Don Quichotte à Dulcinée is a song cycle by Maurice Ravel based on the story of Don Quixote. It was first composed for voice and piano but later orchestrated. The songs are traditionally performed by a baritone or bass(-baritone). The cycle is made up of three independent pieces: Chanson Romanesque, Chanson épique, and Chanson à boire. The text was written by the librettist Paul Morand. It was composed between the years of 1932 and 1933.

This was the last of Maurice Ravel's compositions, commissioned by the celebrated film director G. W. Pabst for a cinema version of Don Quixote starring the legendary bass Fyodor Chaliapin. The score was to include four songs (one more than the final version) along with background music for several episodes. As Ravel worked on the project in 1932, however, he suffered the increasingly disabling effects of Pick’s disease, a cerebral-neurological condition that gradually robbed him of motor skills and memory while afflicting him with periods of aphasia. How much Pabst knew about Ravel’s illness is unclear; but as 1932 wore on with no immediate prospect of receiving all the music, the director fired Ravel and hired Jacques Ibert for the job. In fact, Pabst had simultaneously commissioned several composers, so that he could choose at will. When the film, completed in 1933, reached theaters with Ibert's music, Ravel sued the producers, but never obtained a judgement. In the end, Ravel wrote only three songs, both in piano-accompanied and orchestrated versions. He completed them in 1933 thanks to extensive secretarial help provided by friends and assistants (his condition soon progressed so far that he could not write his name). The first public performance, given by baritone Martial Singher in December 1934 at the Théâtre du Châtelet in Paris, featured the orchestral version, with an ensemble conducted by Paul Paray.

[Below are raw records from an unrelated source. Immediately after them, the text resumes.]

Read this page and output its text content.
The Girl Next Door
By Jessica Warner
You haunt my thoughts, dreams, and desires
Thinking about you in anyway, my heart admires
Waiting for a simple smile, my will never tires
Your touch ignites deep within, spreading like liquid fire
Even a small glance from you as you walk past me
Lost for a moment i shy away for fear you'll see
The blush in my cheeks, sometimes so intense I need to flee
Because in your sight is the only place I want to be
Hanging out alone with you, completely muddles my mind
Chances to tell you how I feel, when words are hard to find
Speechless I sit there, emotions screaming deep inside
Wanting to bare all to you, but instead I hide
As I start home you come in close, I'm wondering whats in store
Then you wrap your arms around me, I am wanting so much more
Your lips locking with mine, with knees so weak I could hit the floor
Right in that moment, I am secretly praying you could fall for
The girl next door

For the lusty opening "Chanson Romanesque," Ravel chose the quajira dance-pattern, exploiting the quirks of its alternating 6/8 and 3/4 meters for word-painting, and enlivening it by sometimes garnishing the 3/4 with a clashing dissonance. Sensuality subtly increases with a turn to the major, and the final rhapsodizing on the beloved ("O Dulcinée") deepens the emotional perspective of all that has gone before. Parallel harmonies create the atmosphere of medieval Christian liturgy in the prayer of "Chanson épique." Here the oft-reiterated asymmetrical dance-rhythm of the zortzico imparts a sustained urgency unusual in slow music. Against the manic jota that dominates the "Chanson à boire," a tipsy Don Quixote revels in flamenco vocalizing and unleashes peals of laughter as keyboard flourishes suggest the bubbling and sparkling of wine.